ADEREMI OGUNPITAN

The problem is not that the First Lady mentioned akara or kuli-kuli. The problem is that too many of us now dismiss honest work because it doesn’t fit our idea of success.
Across rural Nigeria, millions of people earn a living processing cassava into garri, milling grain, smoking fish, tapping palm wine, weaving baskets, making pottery, tailoring clothes, repairing motorcycles, roasting corn, selling vegetables or producing palm oil. These are not relics of the past. They are businesses that feed families and sustain local economies.
Not every Nigerian will become a software engineer or AI developer, nor should they. Strong economies are built by farmers, artisans, traders, manufacturers, professionals and innovators alike.

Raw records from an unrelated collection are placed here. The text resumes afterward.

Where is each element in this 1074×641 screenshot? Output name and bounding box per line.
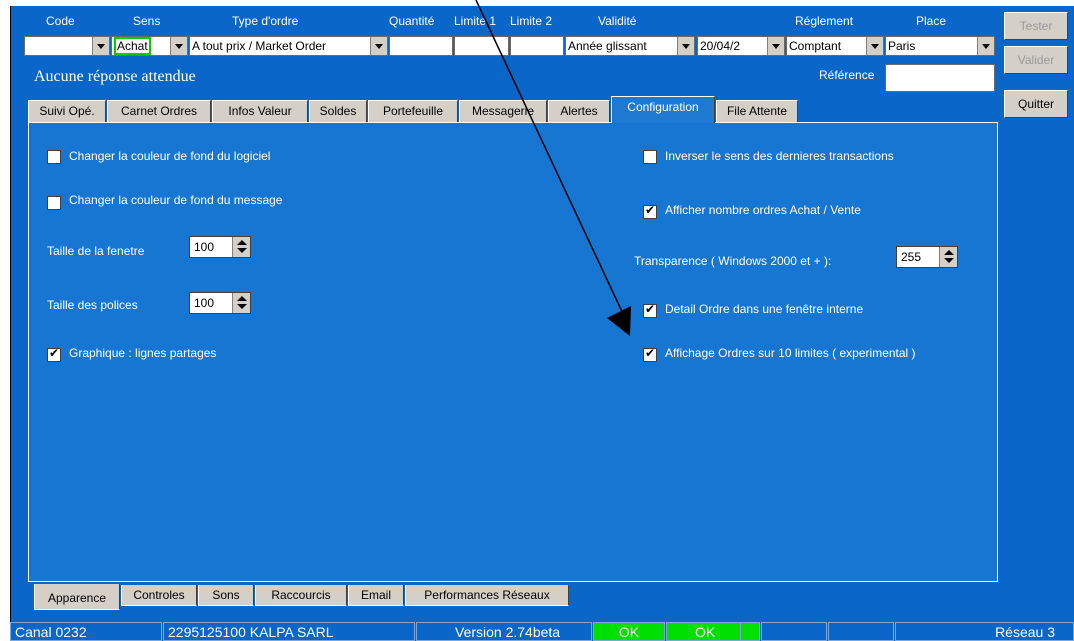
status-version: Version 2.74beta (416, 622, 592, 641)
status-cell-empty (761, 622, 827, 641)
tab-email[interactable]: Email (348, 585, 404, 606)
status-cell-empty (828, 622, 894, 641)
tab-raccourcis[interactable]: Raccourcis (255, 585, 347, 606)
tab-controles[interactable]: Controles (121, 585, 197, 606)
tab-configuration[interactable]: Configuration (611, 96, 715, 123)
status-cell-empty (740, 622, 760, 641)
status-canal: Canal 0232 (10, 622, 162, 641)
annotation-arrow-icon (475, 0, 631, 336)
status-ok-1: OK (593, 622, 665, 641)
status-account: 2295125100 KALPA SARL (163, 622, 415, 641)
status-network: Réseau 3 (895, 622, 1074, 641)
tab-apparence[interactable]: Apparence (34, 584, 120, 610)
tab-performances-reseaux[interactable]: Performances Réseaux (405, 585, 569, 606)
tab-sons[interactable]: Sons (198, 585, 254, 606)
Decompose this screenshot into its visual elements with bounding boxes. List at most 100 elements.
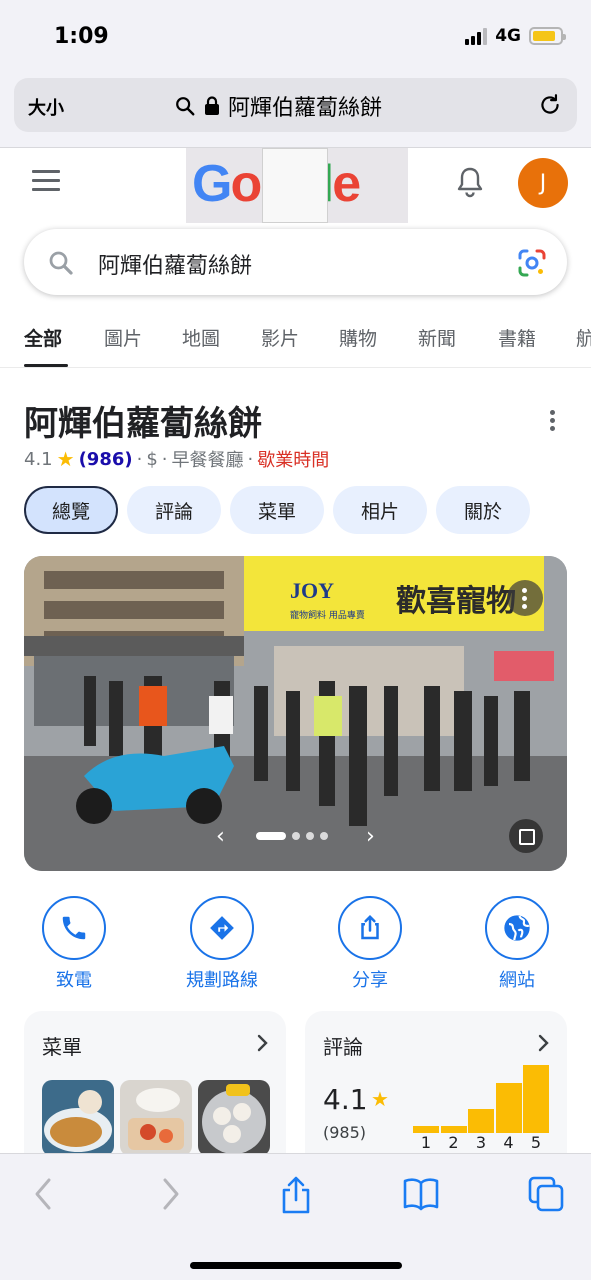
carousel-prev-icon[interactable]: ‹ xyxy=(216,824,225,849)
search-box[interactable]: 阿輝伯蘿蔔絲餅 xyxy=(24,229,567,295)
share-button[interactable]: 分享 xyxy=(310,896,430,992)
tab-flights[interactable]: 航 xyxy=(576,324,591,351)
battery-icon xyxy=(529,27,566,45)
chip-photos[interactable]: 相片 xyxy=(333,486,427,534)
tabs-icon[interactable] xyxy=(528,1176,564,1212)
address-bar[interactable]: 大小 阿輝伯蘿蔔絲餅 xyxy=(14,78,577,132)
browser-address-area: 大小 阿輝伯蘿蔔絲餅 xyxy=(0,74,591,148)
rating-bar-label: 3 xyxy=(475,1133,487,1152)
bookmarks-icon[interactable] xyxy=(402,1176,440,1212)
storefront-photo: JOY 寵物飼料 用品專賣 歡喜寵物 xyxy=(24,556,567,871)
photo-more-icon[interactable] xyxy=(507,580,543,616)
search-input[interactable]: 阿輝伯蘿蔔絲餅 xyxy=(98,248,252,280)
search-icon xyxy=(49,251,73,275)
rating-bar-5 xyxy=(523,1065,549,1133)
directions-button[interactable]: 規劃路線 xyxy=(162,896,282,992)
shop-sign-brand: JOY xyxy=(290,578,334,603)
rating-bar-1 xyxy=(413,1125,439,1133)
google-lens-icon[interactable] xyxy=(517,248,547,278)
tab-books[interactable]: 書籍 xyxy=(498,324,536,351)
rating-bar-label: 5 xyxy=(530,1133,542,1152)
menu-icon[interactable] xyxy=(32,170,60,197)
reviews-count: (985) xyxy=(323,1123,367,1142)
star-icon: ★ xyxy=(371,1087,389,1111)
back-icon[interactable] xyxy=(32,1176,54,1212)
call-button[interactable]: 致電 xyxy=(14,896,134,992)
search-icon xyxy=(176,97,195,116)
share-icon xyxy=(338,896,402,960)
business-photo-carousel[interactable]: JOY 寵物飼料 用品專賣 歡喜寵物 ‹ › xyxy=(24,556,567,871)
reviews-card[interactable]: 評論 4.1 ★ (985) 12345 xyxy=(305,1011,567,1171)
expand-photo-icon[interactable] xyxy=(509,819,543,853)
menu-photo[interactable] xyxy=(42,1080,114,1156)
share-label: 分享 xyxy=(352,970,388,991)
hours-status[interactable]: 歇業時間 xyxy=(257,446,329,472)
forward-icon[interactable] xyxy=(160,1176,182,1212)
review-count-link[interactable]: (986) xyxy=(79,449,133,470)
directions-label: 規劃路線 xyxy=(186,970,258,991)
star-icon: ★ xyxy=(56,447,75,471)
lock-icon xyxy=(205,96,219,115)
business-name: 阿輝伯蘿蔔絲餅 xyxy=(24,404,262,444)
separator: · xyxy=(136,448,143,470)
price-level: $ xyxy=(146,448,158,470)
reviews-card-title: 評論 xyxy=(323,1035,363,1059)
active-tab-indicator xyxy=(24,364,68,367)
status-bar: 1:09 4G xyxy=(0,0,591,74)
chip-menu[interactable]: 菜單 xyxy=(230,486,324,534)
tab-all[interactable]: 全部 xyxy=(24,324,62,351)
more-options-icon[interactable] xyxy=(550,410,555,434)
rating-bar-label: 2 xyxy=(448,1133,459,1152)
rating-bar-3 xyxy=(468,1109,494,1133)
website-button[interactable]: 網站 xyxy=(457,896,577,992)
browser-toolbar xyxy=(0,1153,591,1280)
rating-bar-4 xyxy=(495,1083,522,1133)
address-field[interactable]: 阿輝伯蘿蔔絲餅 xyxy=(174,90,382,122)
notifications-icon[interactable] xyxy=(456,166,484,198)
separator: · xyxy=(161,448,168,470)
business-category: 早餐餐廳 xyxy=(171,450,244,471)
network-type: 4G xyxy=(495,26,521,46)
menu-card[interactable]: 菜單 xyxy=(24,1011,286,1171)
reload-icon[interactable] xyxy=(537,92,563,118)
rating-bar-label: 4 xyxy=(503,1133,514,1152)
share-icon[interactable] xyxy=(280,1176,312,1216)
call-label: 致電 xyxy=(56,970,92,991)
menu-card-title: 菜單 xyxy=(42,1035,82,1059)
reviews-rating: 4.1 xyxy=(323,1083,368,1116)
home-indicator xyxy=(190,1262,402,1269)
chip-overview[interactable]: 總覽 xyxy=(24,486,118,534)
tab-maps[interactable]: 地圖 xyxy=(182,324,220,351)
globe-icon xyxy=(485,896,549,960)
business-meta: 4.1 ★ (986) · $ · 早餐餐廳 · 歇業時間 xyxy=(24,446,329,472)
website-label: 網站 xyxy=(499,970,535,991)
url-text: 阿輝伯蘿蔔絲餅 xyxy=(228,96,383,121)
tab-shopping[interactable]: 購物 xyxy=(339,324,377,351)
account-avatar[interactable]: J xyxy=(518,158,568,208)
shop-sign-subtitle: 寵物飼料 用品專賣 xyxy=(290,609,365,621)
doodle-ballot-box xyxy=(262,148,328,223)
status-indicators: 4G xyxy=(465,26,566,46)
search-tabs: 全部 圖片 地圖 影片 購物 新聞 書籍 航 xyxy=(0,318,591,368)
rating-value: 4.1 xyxy=(24,448,53,470)
carousel-next-icon[interactable]: › xyxy=(366,824,375,849)
separator: · xyxy=(247,448,254,470)
text-size-button[interactable]: 大小 xyxy=(28,94,64,120)
tab-videos[interactable]: 影片 xyxy=(261,324,299,351)
status-time: 1:09 xyxy=(54,24,109,49)
google-doodle[interactable]: Google xyxy=(186,148,408,223)
tab-images[interactable]: 圖片 xyxy=(104,324,142,351)
carousel-dots xyxy=(256,832,328,840)
chip-reviews[interactable]: 評論 xyxy=(127,486,221,534)
tab-news[interactable]: 新聞 xyxy=(418,324,456,351)
signal-icon xyxy=(465,27,488,45)
phone-icon xyxy=(42,896,106,960)
rating-bar-label: 1 xyxy=(420,1133,432,1152)
google-header: Google J xyxy=(0,148,591,228)
chip-about[interactable]: 關於 xyxy=(436,486,530,534)
menu-photo[interactable] xyxy=(120,1080,192,1156)
directions-icon xyxy=(190,896,254,960)
menu-photo[interactable] xyxy=(198,1080,270,1156)
shop-sign-main: 歡喜寵物 xyxy=(396,584,516,619)
rating-distribution xyxy=(413,1063,553,1133)
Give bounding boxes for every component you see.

Government’s responsibility is not to choose which occupations deserve respect. It is to ensure that every entrepreneur—from the akara seller to the factory owner—has access to finance, infrastructure, training and markets.
Economic development is not about replacing traditional livelihoods. It is about helping people grow them.
Today’s roadside food seller can become tomorrow’s restaurant owner. Today’s cassava processor can become tomorrow’s exporter.
Perhaps the real question is not whether leaders talk about akara. It is whether we have become too disconnected from the realities of how millions of Nigerians actually make a living.